The market is highly focused on Micron's progress in HBM and its partnership with NVIDIA. Sanjay Mehrotra confirmed that Micron began volume production and shipment of its HBM4 36GB 12-High (12H) product in the first quarter of fiscal 2026, specifically designed for NVIDIA's Vera Rubin architecture. "We expect to reach mature yields for HBM4 faster than we did for HBM3E," Mehrotra emphasized. Additionally, Micron is developing the next-generation HBM4E, expected to enter volume production in 2027, further solidifying its position in the high-end AI accelerator supply chain.

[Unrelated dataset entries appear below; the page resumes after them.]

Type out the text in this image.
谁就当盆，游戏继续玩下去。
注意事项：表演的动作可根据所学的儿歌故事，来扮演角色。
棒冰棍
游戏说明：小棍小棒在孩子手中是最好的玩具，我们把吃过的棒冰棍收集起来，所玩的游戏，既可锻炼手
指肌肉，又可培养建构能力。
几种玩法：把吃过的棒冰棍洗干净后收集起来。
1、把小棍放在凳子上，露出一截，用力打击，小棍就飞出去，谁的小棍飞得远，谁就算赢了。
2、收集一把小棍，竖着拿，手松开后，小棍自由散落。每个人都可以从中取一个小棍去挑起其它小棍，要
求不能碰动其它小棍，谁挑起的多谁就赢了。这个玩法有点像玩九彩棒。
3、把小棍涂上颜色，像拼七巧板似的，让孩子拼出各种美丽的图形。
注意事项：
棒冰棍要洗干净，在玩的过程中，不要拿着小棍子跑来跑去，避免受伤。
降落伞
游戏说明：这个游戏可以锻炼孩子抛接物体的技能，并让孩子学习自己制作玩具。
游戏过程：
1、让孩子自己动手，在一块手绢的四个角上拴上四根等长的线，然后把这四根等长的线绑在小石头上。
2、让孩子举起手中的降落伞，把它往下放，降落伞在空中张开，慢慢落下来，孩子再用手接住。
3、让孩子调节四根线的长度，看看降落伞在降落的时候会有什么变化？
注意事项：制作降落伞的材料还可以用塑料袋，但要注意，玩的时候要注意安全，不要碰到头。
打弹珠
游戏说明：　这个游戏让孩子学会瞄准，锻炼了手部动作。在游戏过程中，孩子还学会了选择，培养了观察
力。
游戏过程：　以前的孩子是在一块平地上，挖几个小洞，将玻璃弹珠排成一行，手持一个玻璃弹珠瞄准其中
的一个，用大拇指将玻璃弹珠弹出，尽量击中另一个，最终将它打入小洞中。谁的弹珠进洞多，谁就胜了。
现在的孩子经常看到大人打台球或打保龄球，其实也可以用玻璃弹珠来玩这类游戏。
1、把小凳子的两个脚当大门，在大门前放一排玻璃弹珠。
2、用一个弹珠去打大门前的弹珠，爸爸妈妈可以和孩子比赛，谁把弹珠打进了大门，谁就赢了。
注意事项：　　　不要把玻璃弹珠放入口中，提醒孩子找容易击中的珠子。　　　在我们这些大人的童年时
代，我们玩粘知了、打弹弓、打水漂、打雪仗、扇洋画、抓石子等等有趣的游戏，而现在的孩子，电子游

Micron's third-quarter gross margin guidance of 81% astonished Wall Street. Analysts repeatedly questioned its sustainability and future pricing logic during the Q&A session. CFO Mark Murphy's response highlighted a fundamental shift in the memory market: "AI is a transformative, long-term driver. AI requires not just more memory, but higher-performance memory." This challenges the traditional memory cycle of price spikes from supply-demand mismatches followed by crashes from overcapacity. Sanjay added a impactful statement: "AI is not just increasing demand for memory; it is fundamentally reshaping memory into a decisive strategic asset for the AI era."

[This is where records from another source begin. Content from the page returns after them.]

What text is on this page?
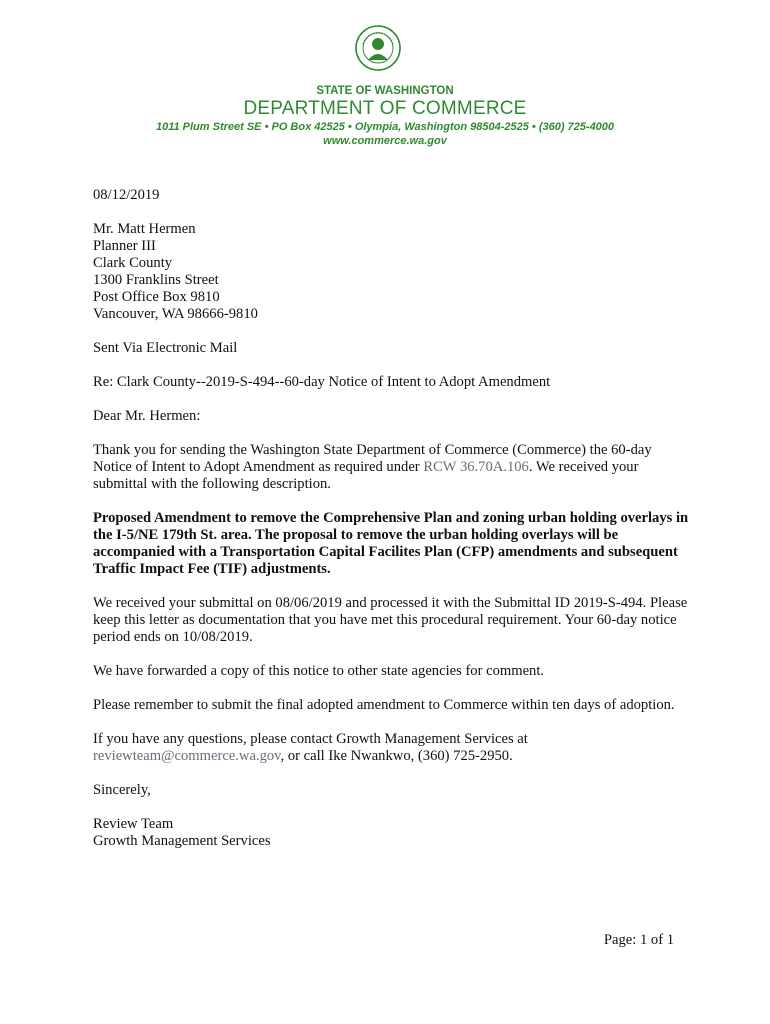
STATE OF WASHINGTON
DEPARTMENT OF COMMERCE
1011 Plum Street SE • PO Box 42525 • Olympia, Washington 98504-2525 • (360) 725-4000
www.commerce.wa.gov

08/12/2019

Mr. Matt Hermen
Planner III
Clark County
1300 Franklins Street
Post Office Box 9810
Vancouver, WA 98666-9810

Sent Via Electronic Mail

Re: Clark County--2019-S-494--60-day Notice of Intent to Adopt Amendment

Dear Mr. Hermen:

Thank you for sending the Washington State Department of Commerce (Commerce) the 60-day Notice of Intent to Adopt Amendment as required under RCW 36.70A.106. We received your submittal with the following description.

Proposed Amendment to remove the Comprehensive Plan and zoning urban holding overlays in the I-5/NE 179th St. area. The proposal to remove the urban holding overlays will be accompanied with a Transportation Capital Facilites Plan (CFP) amendments and subsequent Traffic Impact Fee (TIF) adjustments.

We received your submittal on 08/06/2019 and processed it with the Submittal ID 2019-S-494. Please keep this letter as documentation that you have met this procedural requirement. Your 60-day notice period ends on 10/08/2019.

We have forwarded a copy of this notice to other state agencies for comment.

Please remember to submit the final adopted amendment to Commerce within ten days of adoption.

If you have any questions, please contact Growth Management Services at reviewteam@commerce.wa.gov, or call Ike Nwankwo, (360) 725-2950.

Sincerely,

Review Team
Growth Management Services

Page: 1 of 1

A "barrel effect" exists in the market: the computational bottleneck for large AI models has shifted from compute chips to memory bandwidth and capacity. Without faster, larger memory, AI cannot further reduce token computation costs or support more complex agentic AI reasoning. Demand is surging not only for HBM but also for traditional data center SSDs. The call revealed that Micron's data center NAND revenue doubled sequentially in the second quarter, driven by increased adoption of AI use cases like vector databases and KV cache offload, with demand far exceeding available supply.
Regarding the severity of the shortage, Mehrotra was direct: "Supply is extremely tight, and it is tight across end markets." When pressed on actual customer allocation, he confirmed that the situation from last quarter persists: "For some key customers, in the medium term, we can only meet 50% to two-thirds of their demand." Supply-side constraints were repeatedly cited, including cleanroom limitations, long construction cycles, increased HBM wafer consumption ratio (trade ratio), slowing bit growth per wafer from advanced node transitions, and low inventory levels. Addressing margin sustainability, Murphy stated plainly, "We have indicated that market conditions are expected to remain very tight beyond 2026."

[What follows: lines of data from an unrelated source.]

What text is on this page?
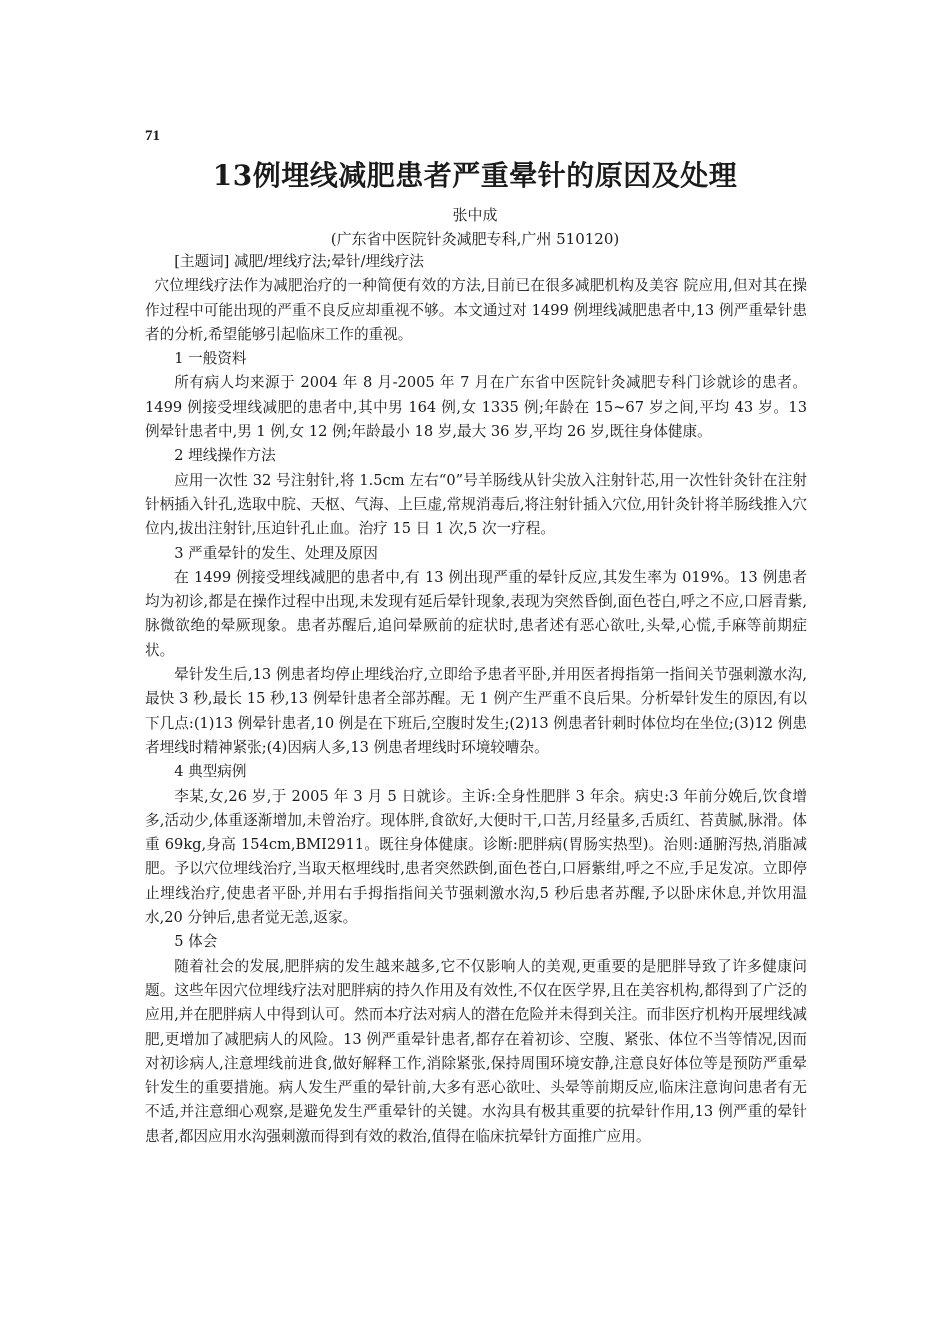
71
13例埋线减肥患者严重晕针的原因及处理
张中成
(广东省中医院针灸减肥专科,广州 510120)

[主题词] 减肥/埋线疗法;晕针/埋线疗法

穴位埋线疗法作为减肥治疗的一种简便有效的方法,目前已在很多减肥机构及美容 院应用,但对其在操作过程中可能出现的严重不良反应却重视不够。本文通过对 1499 例埋线减肥患者中,13 例严重晕针患者的分析,希望能够引起临床工作的重视。

1 一般资料

所有病人均来源于 2004 年 8 月-2005 年 7 月在广东省中医院针灸减肥专科门诊就诊的患者。1499 例接受埋线减肥的患者中,其中男 164 例,女 1335 例;年龄在 15~67 岁之间,平均 43 岁。13 例晕针患者中,男 1 例,女 12 例;年龄最小 18 岁,最大 36 岁,平均 26 岁,既往身体健康。

2 埋线操作方法

应用一次性 32 号注射针,将 1.5cm 左右“0”号羊肠线从针尖放入注射针芯,用一次性针灸针在注射针柄插入针孔,选取中脘、天枢、气海、上巨虚,常规消毒后,将注射针插入穴位,用针灸针将羊肠线推入穴位内,拔出注射针,压迫针孔止血。治疗 15 日 1 次,5 次一疗程。

3 严重晕针的发生、处理及原因

在 1499 例接受埋线减肥的患者中,有 13 例出现严重的晕针反应,其发生率为 019%。13 例患者均为初诊,都是在操作过程中出现,未发现有延后晕针现象,表现为突然昏倒,面色苍白,呼之不应,口唇青紫,脉微欲绝的晕厥现象。患者苏醒后,追问晕厥前的症状时,患者述有恶心欲吐,头晕,心慌,手麻等前期症状。

晕针发生后,13 例患者均停止埋线治疗,立即给予患者平卧,并用医者拇指第一指间关节强刺激水沟,最快 3 秒,最长 15 秒,13 例晕针患者全部苏醒。无 1 例产生严重不良后果。分析晕针发生的原因,有以下几点:(1)13 例晕针患者,10 例是在下班后,空腹时发生;(2)13 例患者针刺时体位均在坐位;(3)12 例患者埋线时精神紧张;(4)因病人多,13 例患者埋线时环境较嘈杂。

4 典型病例

李某,女,26 岁,于 2005 年 3 月 5 日就诊。主诉:全身性肥胖 3 年余。病史:3 年前分娩后,饮食增多,活动少,体重逐渐增加,未曾治疗。现体胖,食欲好,大便时干,口苦,月经量多,舌质红、苔黄腻,脉滑。体重 69kg,身高 154cm,BMI2911。既往身体健康。诊断:肥胖病(胃肠实热型)。治则:通腑泻热,消脂减肥。予以穴位埋线治疗,当取天枢埋线时,患者突然跌倒,面色苍白,口唇紫绀,呼之不应,手足发凉。立即停止埋线治疗,使患者平卧,并用右手拇指指间关节强刺激水沟,5 秒后患者苏醒,予以卧床休息,并饮用温水,20 分钟后,患者觉无恙,返家。

5 体会

随着社会的发展,肥胖病的发生越来越多,它不仅影响人的美观,更重要的是肥胖导致了许多健康问题。这些年因穴位埋线疗法对肥胖病的持久作用及有效性,不仅在医学界,且在美容机构,都得到了广泛的应用,并在肥胖病人中得到认可。然而本疗法对病人的潜在危险并未得到关注。而非医疗机构开展埋线减肥,更增加了减肥病人的风险。13 例严重晕针患者,都存在着初诊、空腹、紧张、体位不当等情况,因而对初诊病人,注意埋线前进食,做好解释工作,消除紧张,保持周围环境安静,注意良好体位等是预防严重晕针发生的重要措施。病人发生严重的晕针前,大多有恶心欲吐、头晕等前期反应,临床注意询问患者有无不适,并注意细心观察,是避免发生严重晕针的关键。水沟具有极其重要的抗晕针作用,13 例严重的晕针患者,都因应用水沟强刺激而得到有效的救治,值得在临床抗晕针方面推广应用。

The company also provided a 2026 industry bit shipment outlook to support the "tight balance" narrative: DRAM bit shipments are expected to grow in the low-20% range (slightly above prior expectations), while NAND bit shipments are projected to grow approximately 20%.
When asked if high prices could suppress demand in consumer electronics like PCs and smartphones, Mehrotra acknowledged potential impact but affirmed the configuration trend remains intact. He stated that price-sensitive markets "may see some demand affected by higher prices," but overall demand remains "quite strong." The company aims to maintain a diversified supply across end markets rather than concentrating solely on data centers. However, Micron provided a specific near-term assessment: in 2026, due to constrained DRAM and NAND supply, unit shipments of PCs and smartphones "could decline to low double-digit percentage ranges."
The medium-to-long-term mitigating factor is increasing memory content per device. Micron highlighted several configuration upgrades driven by on-device AI: PCs with agentic AI capabilities recommend "at least 32GB" of memory, roughly double the average PC; emerging personal AI workstations feature "128GB configurations"; and the share of flagship smartphones with 12GB or more DRAM surged to nearly "80%" in the recent quarter, compared to "less than 20%" a year ago.